Il a été constaté à l'admission de M. Romain X... à l'hôpital et dans les jours suivants la persistance du trouble délirant à thématique persécutive malgré des efforts pour le masquer, l'agressivité sous jacente restant contenue mais une impulsivité et une imprévisibilité du comportement sont toujours présentes. Dans le déni de ses troubles, son adhésion aux soins est apparue fragile et fluctuante, il verbalise une souffrance et un épuisement moral.
L'avis médical motivé de saisine du juge des libertés et de la détention, établi le 12 juillet 2018 en application des dispositions de l'article L.3211-12-1 II du code de la santé publique a noté un apaisement sur le plan du comportement mais la persistance de l'activité délirante sans conscience critique des troubles, le défaut d'adhésion pérenne aux soins a conduit le médecin à conclure au maintien de la mesure d'hospitalisation complète.
L'avis médical actualisé établi le 23 juillet 2018 en vue de l'audience d'appel fait état d'une amélioration de l'état clinique cependant fragile d'autant que l'addiction au cannabis du patient reste problématique, il a conclu au maintien de la mesure.
M. X... a exprimé à l'audience sa prise de conscience que son addiction au cannabis lui était péjorative, il a indiqué son accord pour la mise en place d'un programme de soins ambulatoires et a fait part de son projet professionnel de marin pêcheur disant être en relation avec Pôle Emploi à cet effet.
Son conseil n'a formulé aucune observation sur la régularité de la procédure, et a insisté sur l'amélioration de l'état d'esprit de M. X..., estimant que la meure d'hospitalisation n'est plus nécessaire et devait être relayée par un suivi ambulatoire que celui-ci accepte à ce jour.
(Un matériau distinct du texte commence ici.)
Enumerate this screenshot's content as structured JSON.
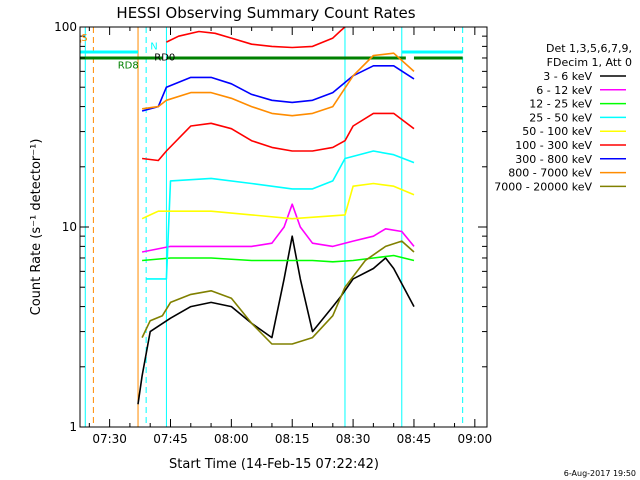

Il ressort de l'ensemble des éléments médicaux figurant au dossier et de ceux recueillis à l'audience que M. Romain X... souffre de troubles psychiques nécessitant des soins auxquels il n'a été pas en mesure de consentir jusques là de façon pérenne. Il n'apparaît à ce jour plus accessible à un autre discours que le sien et exprime la volonté de se soigner et d'arrêter la prise de cannabis.
Il résulte de ce qui précède que les critères légaux de maintien de la mesure sont toujours réunis, l'état psychique de M. Romain X... nécessitant le maintien des soins dans un cadre contenant afin de préparer un projet de sortie accompagné d'un programme de soins, une sortie prématurée présenterait des risques de reproduction de la situation ayant conduit à son hospitalisation.
Il convient donc de confirmer en l'état la décision déférée.
PAR CES MOTIFS
Statuant publiquement et contradictoirement, au siège de la cour d'appel, en dernier ressort, après débats en audience publique,
Confirmons l'ordonnance déférée ;
Laissons les dépens à la charge de l'Etat ;
Et ont, le président et le greffier, signé la présente ordonnance.